Combining this with my previous observations, I quickly figured out some more things:

So, whatever the underlying bug was, it seemed to be the fault of our web application. Why was it creating transactions that stayed open indefinitely, and how could we get it to stop?

SQLAlchemy Connection handling

We use the sqlalchemy library to handle database connections. Our application in this middle of a migration from using flask to a new architecture fronted by AWS AppSync. This bug was observable only on the “AppSync side” of the application, so I examined how we are creating database connections, and how we’re managing them. The relevant code is roughly:

from sqlalchemy import create_engine
from sqlalchemy.orm import (
    scoped_session, sessionmaker
)


db_engine = create_engine(
    SQLALCHEMY_DATABASE_URI
)
session_factory = sessionmaker(
    bind=db_engine, autoflush=False
)
DBSession = scoped_session(session_factory)

Then, in various parts of the application, when we need a database connection we import DBSession and do things like

results = DBSession().query(...)

Reading the SQLAlchemy documentation for all this (create_engine, sessionmaker, scoped_session), it all seemed to be in line with what is recommended - scoped_session creates a thread-local session context, which does clever internal caching and handles the mechanics of actual database connections.

Experimentally, I tried a few changes to our call to sessionmaker:

With the autocommit option, we no longer get idle-in-transaction connections. Victory! Except…the docs say

The autocommit flag is not for general use, and if it is used, queries should only be invoked within the span of a Session.begin() / Session.commit() pair. Executing queries outside of a demarcated transaction is a legacy mode of usage, and can in some cases lead to concurrent connection checkouts.

And the option is deprecated. So, if this is the Wrong Way to fix the bug, what’s the Right Way?

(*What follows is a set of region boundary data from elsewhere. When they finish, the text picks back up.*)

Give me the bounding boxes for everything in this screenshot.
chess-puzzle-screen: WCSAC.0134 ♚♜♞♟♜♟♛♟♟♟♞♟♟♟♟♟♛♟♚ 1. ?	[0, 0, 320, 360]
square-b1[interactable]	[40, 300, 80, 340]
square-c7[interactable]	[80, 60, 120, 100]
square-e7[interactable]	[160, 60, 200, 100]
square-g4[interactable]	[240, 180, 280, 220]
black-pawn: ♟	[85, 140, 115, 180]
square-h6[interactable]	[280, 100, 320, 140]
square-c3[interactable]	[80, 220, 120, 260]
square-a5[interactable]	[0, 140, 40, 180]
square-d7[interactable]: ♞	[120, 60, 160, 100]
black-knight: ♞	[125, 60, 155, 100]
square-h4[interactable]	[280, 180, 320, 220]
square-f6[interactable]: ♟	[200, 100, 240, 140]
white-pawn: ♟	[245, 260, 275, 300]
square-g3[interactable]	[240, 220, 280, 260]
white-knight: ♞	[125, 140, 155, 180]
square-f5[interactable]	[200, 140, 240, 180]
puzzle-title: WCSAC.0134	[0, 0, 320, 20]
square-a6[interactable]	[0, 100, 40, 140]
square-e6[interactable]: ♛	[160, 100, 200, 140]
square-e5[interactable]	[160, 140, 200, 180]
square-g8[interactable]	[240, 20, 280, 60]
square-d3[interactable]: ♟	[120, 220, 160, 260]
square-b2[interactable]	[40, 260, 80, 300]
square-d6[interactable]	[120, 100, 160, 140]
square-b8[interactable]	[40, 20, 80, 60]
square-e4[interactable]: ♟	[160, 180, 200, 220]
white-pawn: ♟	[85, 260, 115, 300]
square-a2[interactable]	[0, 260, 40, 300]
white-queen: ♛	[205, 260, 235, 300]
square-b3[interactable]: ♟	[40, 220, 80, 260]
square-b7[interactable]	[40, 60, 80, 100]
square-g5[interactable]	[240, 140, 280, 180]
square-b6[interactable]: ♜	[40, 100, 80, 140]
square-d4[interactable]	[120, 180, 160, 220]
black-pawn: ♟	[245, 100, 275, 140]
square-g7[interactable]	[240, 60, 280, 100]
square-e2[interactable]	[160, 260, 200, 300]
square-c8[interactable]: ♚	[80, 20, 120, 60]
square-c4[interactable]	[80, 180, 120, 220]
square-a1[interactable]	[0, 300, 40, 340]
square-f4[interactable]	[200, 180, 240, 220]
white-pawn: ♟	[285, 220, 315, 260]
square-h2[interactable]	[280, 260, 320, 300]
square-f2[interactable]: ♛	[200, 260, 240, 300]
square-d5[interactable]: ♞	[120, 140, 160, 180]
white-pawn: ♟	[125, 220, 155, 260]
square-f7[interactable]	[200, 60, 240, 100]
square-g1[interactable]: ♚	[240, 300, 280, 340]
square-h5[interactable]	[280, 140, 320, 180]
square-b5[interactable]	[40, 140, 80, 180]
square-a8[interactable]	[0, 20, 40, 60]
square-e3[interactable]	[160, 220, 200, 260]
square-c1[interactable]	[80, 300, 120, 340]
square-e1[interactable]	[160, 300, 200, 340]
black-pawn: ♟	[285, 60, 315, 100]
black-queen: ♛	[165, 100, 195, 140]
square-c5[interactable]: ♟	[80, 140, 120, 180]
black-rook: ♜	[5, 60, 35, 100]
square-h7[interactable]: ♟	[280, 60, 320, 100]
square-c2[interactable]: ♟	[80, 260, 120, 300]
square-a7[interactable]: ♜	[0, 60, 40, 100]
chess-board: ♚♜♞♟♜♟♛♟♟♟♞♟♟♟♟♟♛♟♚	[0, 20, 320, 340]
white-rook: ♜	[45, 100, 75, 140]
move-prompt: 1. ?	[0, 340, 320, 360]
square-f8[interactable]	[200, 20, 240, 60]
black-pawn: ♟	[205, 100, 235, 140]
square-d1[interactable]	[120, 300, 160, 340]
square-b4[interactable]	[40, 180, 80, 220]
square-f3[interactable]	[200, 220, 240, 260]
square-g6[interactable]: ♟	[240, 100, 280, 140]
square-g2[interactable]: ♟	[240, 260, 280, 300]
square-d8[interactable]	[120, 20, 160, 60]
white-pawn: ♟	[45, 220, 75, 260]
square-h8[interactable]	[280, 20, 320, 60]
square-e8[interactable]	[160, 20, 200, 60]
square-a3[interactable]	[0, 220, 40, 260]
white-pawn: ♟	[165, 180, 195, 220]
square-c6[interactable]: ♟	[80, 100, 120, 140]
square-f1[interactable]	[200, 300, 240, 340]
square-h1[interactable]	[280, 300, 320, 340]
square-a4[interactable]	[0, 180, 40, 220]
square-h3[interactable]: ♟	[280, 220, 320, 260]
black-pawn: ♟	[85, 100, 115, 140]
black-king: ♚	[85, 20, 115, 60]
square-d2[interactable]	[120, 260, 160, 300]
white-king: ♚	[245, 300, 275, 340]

I spent an hour or two reading the documentation for session management in SQLAlchemy, and found a relevant section on managing session and transaction scope. The useful advice in our case can be paraphrased as:

If you’re serving HTTP requests, your session and transaction scope should be identical with the scope of the logic serving a single HTTP request. Which is to say, somewhere in your logic, after you’re done with database queries, but before you finish handling the HTTP request, you should ensure that your database session has been “removed”.

The fix

In our case, that looked like a call to DBSession.remove() in our request-routing handler, right before we return a result.

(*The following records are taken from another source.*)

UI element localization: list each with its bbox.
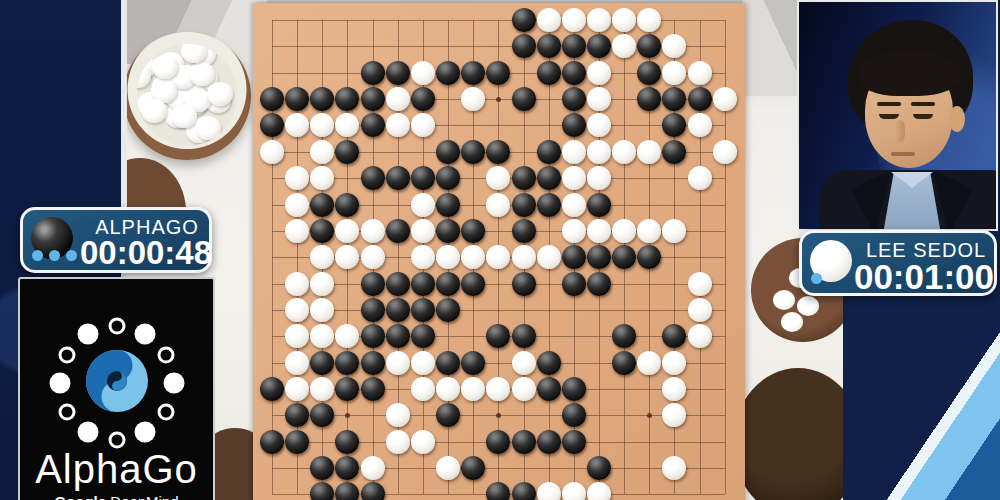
black-stone <box>512 272 536 296</box>
white-stone <box>285 219 309 243</box>
black-stone <box>637 87 661 111</box>
black-stone <box>335 430 359 454</box>
player-video-feed <box>797 0 998 231</box>
black-stone <box>662 87 686 111</box>
black-stone <box>512 34 536 58</box>
white-stone <box>310 166 334 190</box>
white-stone <box>662 456 686 480</box>
alphago-time-remaining: 00:00:48 <box>75 234 217 272</box>
white-stone <box>361 219 385 243</box>
white-stone <box>386 87 410 111</box>
white-stone <box>436 377 460 401</box>
white-stone <box>562 8 586 32</box>
bowl-white-stone <box>152 55 178 79</box>
player-eye-right <box>913 114 933 119</box>
white-stone <box>662 351 686 375</box>
black-stone <box>562 245 586 269</box>
black-stone <box>512 87 536 111</box>
player-nose <box>895 120 905 142</box>
white-stone <box>562 482 586 500</box>
player-eyebrow-left <box>877 102 901 106</box>
white-stone <box>461 87 485 111</box>
white-stones-in-bowl <box>137 44 237 146</box>
black-stone <box>436 140 460 164</box>
black-stone <box>612 324 636 348</box>
white-stone <box>562 219 586 243</box>
white-stone <box>461 377 485 401</box>
black-stone <box>386 219 410 243</box>
white-stone <box>310 324 334 348</box>
black-stone <box>461 272 485 296</box>
white-stone <box>587 482 611 500</box>
white-stone <box>562 140 586 164</box>
player-ear <box>949 106 965 132</box>
grid-line-horizontal <box>272 310 725 311</box>
bowl-white-stone <box>189 62 215 86</box>
white-stone <box>662 34 686 58</box>
black-stone <box>512 482 536 500</box>
alphago-swirl-icon <box>84 348 150 418</box>
white-stone <box>335 219 359 243</box>
leesedol-byoyomi-dots <box>811 270 828 288</box>
white-stone <box>587 166 611 190</box>
black-stone <box>612 351 636 375</box>
black-stone <box>486 140 510 164</box>
black-stone <box>386 166 410 190</box>
black-stone <box>361 166 385 190</box>
white-stone <box>637 351 661 375</box>
logo-ring-filled-circle <box>49 373 70 394</box>
black-stone <box>386 324 410 348</box>
black-stone <box>386 272 410 296</box>
white-stone <box>587 140 611 164</box>
black-stone <box>285 430 309 454</box>
white-stone <box>688 324 712 348</box>
black-stone <box>562 34 586 58</box>
logo-ring-outline-circle <box>59 403 76 420</box>
white-stone <box>386 403 410 427</box>
white-stone <box>411 61 435 85</box>
black-stone <box>260 87 284 111</box>
white-stone <box>612 219 636 243</box>
white-stone <box>637 140 661 164</box>
black-stone <box>512 166 536 190</box>
white-stone <box>512 245 536 269</box>
byoyomi-dot <box>49 250 60 261</box>
white-stone <box>285 351 309 375</box>
white-stone <box>537 245 561 269</box>
logo-ring-filled-circle <box>135 323 156 344</box>
star-point <box>345 413 350 418</box>
black-stone <box>461 61 485 85</box>
black-stone <box>637 61 661 85</box>
white-stone <box>386 430 410 454</box>
logo-ring-outline-circle <box>157 346 174 363</box>
white-stone <box>662 403 686 427</box>
white-stone <box>688 298 712 322</box>
black-stone <box>587 456 611 480</box>
white-stone <box>310 140 334 164</box>
white-stone <box>285 113 309 137</box>
black-stone <box>662 140 686 164</box>
white-stone <box>637 219 661 243</box>
black-stone <box>411 166 435 190</box>
white-stone <box>688 272 712 296</box>
white-stone <box>310 272 334 296</box>
bowl-white-stone <box>207 82 233 106</box>
bowl-white-stone <box>781 312 803 332</box>
white-stone <box>285 166 309 190</box>
white-stone <box>562 193 586 217</box>
white-stone <box>386 113 410 137</box>
logo-ring-outline-circle <box>108 318 125 335</box>
black-stone <box>361 87 385 111</box>
white-stone <box>411 430 435 454</box>
white-stone <box>662 61 686 85</box>
white-stone <box>486 377 510 401</box>
black-stone <box>310 403 334 427</box>
bowl-white-stone <box>773 290 795 310</box>
black-stone <box>361 377 385 401</box>
white-stone <box>688 113 712 137</box>
black-stone <box>461 219 485 243</box>
white-stone <box>386 351 410 375</box>
black-stone <box>436 219 460 243</box>
black-stone <box>562 403 586 427</box>
black-stone <box>512 219 536 243</box>
logo-ring-filled-circle <box>78 422 99 443</box>
black-stone <box>310 351 334 375</box>
black-stone <box>411 87 435 111</box>
bowl-white-stone <box>171 104 197 128</box>
white-stone <box>587 219 611 243</box>
black-stone <box>587 272 611 296</box>
black-stone <box>512 324 536 348</box>
black-stone <box>436 166 460 190</box>
black-stone <box>436 403 460 427</box>
white-stone <box>662 377 686 401</box>
white-stone <box>310 245 334 269</box>
black-stone <box>637 34 661 58</box>
black-stone <box>537 193 561 217</box>
black-stone <box>562 272 586 296</box>
white-stone <box>411 245 435 269</box>
white-stone <box>310 377 334 401</box>
black-stone <box>310 456 334 480</box>
white-stone <box>637 8 661 32</box>
black-stone <box>310 482 334 500</box>
black-stone <box>486 324 510 348</box>
logo-ring-filled-circle <box>135 422 156 443</box>
black-stone <box>562 61 586 85</box>
byoyomi-dot <box>66 250 77 261</box>
black-stone <box>587 245 611 269</box>
grid-line-horizontal <box>272 284 725 285</box>
black-stone <box>260 377 284 401</box>
white-stone <box>486 245 510 269</box>
white-stone <box>461 245 485 269</box>
alphago-byoyomi-dots <box>32 247 83 265</box>
black-stone <box>562 377 586 401</box>
alphago-clock-panel: ALPHAGO 00:00:48 <box>20 207 212 273</box>
leesedol-time-remaining: 00:01:00 <box>850 257 998 297</box>
white-stone <box>612 34 636 58</box>
broadcast-frame: ALPHAGO 00:00:48 LEE SEDOL 00:01:00 Alph… <box>0 0 1000 500</box>
white-stone <box>612 8 636 32</box>
white-stone <box>486 193 510 217</box>
black-stone <box>285 403 309 427</box>
black-stone <box>512 193 536 217</box>
black-stone <box>436 272 460 296</box>
logo-ring-filled-circle <box>163 373 184 394</box>
black-stone <box>386 61 410 85</box>
alphago-wordmark: AlphaGo <box>20 447 213 492</box>
black-stone <box>537 140 561 164</box>
black-stone <box>310 193 334 217</box>
white-stone <box>688 61 712 85</box>
black-stone <box>537 430 561 454</box>
white-stone <box>411 377 435 401</box>
google-deepmind-label: Google DeepMind <box>20 493 213 500</box>
star-point <box>647 413 652 418</box>
black-stone <box>335 87 359 111</box>
black-stone <box>688 87 712 111</box>
black-stone <box>537 34 561 58</box>
black-stone <box>461 351 485 375</box>
black-stone <box>486 482 510 500</box>
black-stone <box>361 113 385 137</box>
black-stone <box>361 482 385 500</box>
black-stone <box>461 456 485 480</box>
black-stone <box>537 351 561 375</box>
black-stone <box>310 87 334 111</box>
black-stone <box>411 324 435 348</box>
logo-ring-outline-circle <box>157 403 174 420</box>
white-stone <box>537 8 561 32</box>
black-stone <box>537 166 561 190</box>
player-mouth <box>891 152 915 156</box>
black-stone <box>361 61 385 85</box>
black-stone <box>386 298 410 322</box>
white-stone <box>285 324 309 348</box>
white-stone <box>688 166 712 190</box>
white-stone <box>512 377 536 401</box>
logo-ring-outline-circle <box>108 432 125 449</box>
bowl-white-stone <box>195 116 221 140</box>
black-stone <box>486 430 510 454</box>
black-stone <box>310 219 334 243</box>
player-eyebrow-right <box>911 102 935 106</box>
black-stone <box>361 351 385 375</box>
white-stone <box>587 8 611 32</box>
star-point <box>496 413 501 418</box>
white-stone <box>587 113 611 137</box>
white-stone <box>411 113 435 137</box>
logo-ring-filled-circle <box>78 323 99 344</box>
black-stone <box>461 140 485 164</box>
white-stone <box>436 456 460 480</box>
black-stone <box>537 377 561 401</box>
byoyomi-dot <box>811 273 822 284</box>
go-board <box>253 3 745 500</box>
white-stone <box>713 87 737 111</box>
black-stone <box>662 113 686 137</box>
black-stone <box>662 324 686 348</box>
black-stone <box>361 272 385 296</box>
white-stone <box>361 245 385 269</box>
white-stone <box>285 272 309 296</box>
white-stone <box>285 193 309 217</box>
black-stone <box>436 351 460 375</box>
white-stone <box>486 166 510 190</box>
black-stone <box>335 140 359 164</box>
black-stone <box>612 245 636 269</box>
black-stone <box>285 87 309 111</box>
black-stone <box>335 377 359 401</box>
black-stone <box>486 61 510 85</box>
black-stone <box>436 193 460 217</box>
black-stone <box>562 87 586 111</box>
black-stone <box>436 298 460 322</box>
leesedol-clock-panel: LEE SEDOL 00:01:00 <box>799 230 997 296</box>
black-stone <box>361 324 385 348</box>
white-stone <box>285 298 309 322</box>
black-stone <box>512 430 536 454</box>
black-stone <box>335 193 359 217</box>
white-stone-bowl <box>123 32 251 160</box>
alphago-logo-panel: AlphaGo Google DeepMind <box>18 277 215 500</box>
black-stone <box>537 61 561 85</box>
black-stone <box>260 113 284 137</box>
black-stone <box>335 456 359 480</box>
black-stone <box>436 61 460 85</box>
white-stone <box>335 113 359 137</box>
bowl-white-stone <box>797 296 819 316</box>
black-stone <box>562 430 586 454</box>
black-stone <box>637 245 661 269</box>
white-stone <box>612 140 636 164</box>
white-stone <box>411 351 435 375</box>
white-stone <box>537 482 561 500</box>
white-stone <box>587 87 611 111</box>
black-stone <box>587 193 611 217</box>
bowl-white-stone <box>141 99 167 123</box>
black-stone <box>335 482 359 500</box>
white-stone <box>713 140 737 164</box>
white-stone <box>260 140 284 164</box>
byoyomi-dot <box>32 250 43 261</box>
white-stone <box>310 298 334 322</box>
white-stone <box>436 245 460 269</box>
white-stone <box>310 113 334 137</box>
white-stone <box>285 377 309 401</box>
black-stone <box>411 272 435 296</box>
black-stone <box>335 351 359 375</box>
white-stone <box>662 219 686 243</box>
white-stone <box>411 193 435 217</box>
white-stone <box>411 219 435 243</box>
white-stone <box>512 351 536 375</box>
player-eye-left <box>879 114 899 119</box>
black-stone <box>411 298 435 322</box>
star-point <box>496 97 501 102</box>
black-stone <box>361 298 385 322</box>
black-stone <box>512 8 536 32</box>
white-stone <box>562 166 586 190</box>
white-stone <box>361 456 385 480</box>
black-stone <box>260 430 284 454</box>
black-stone <box>587 34 611 58</box>
white-stone <box>335 324 359 348</box>
black-stone <box>562 113 586 137</box>
white-stone <box>335 245 359 269</box>
white-stone <box>587 61 611 85</box>
logo-ring-outline-circle <box>59 346 76 363</box>
player-hair-fringe <box>859 50 961 96</box>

After adding that one-line change, the bug was fixed - we confirmed it in subsequent pre-production environments, and pushed it out to production.

Some notes

I surprised myself several times, and disproved my initial hypothesis.

I took one wrong turn early on, which cost me several hours. The correct way to approach replication is to try it the cheapest, simplest way first, and only move on to heavier tools if necessary. My assumption that there was an aurora bug was unfounded, and it would have saved me effort on the replication-environment false start to instead begin with replication in one of our existing environments.

The underlying issue is partially due to the architectural approach we’re taking - ironically, this would not have ever been a problem if we’d stuck with flask, because the flask-sqlalchemy library we’ve been using there handles this session-removal logic itself as part of the hooks it uses to integrate with the framework. That doesn’t mean that migrating was a mistake, but changing fundamental things creates surprising bugs, seemingly far from the root-cause change.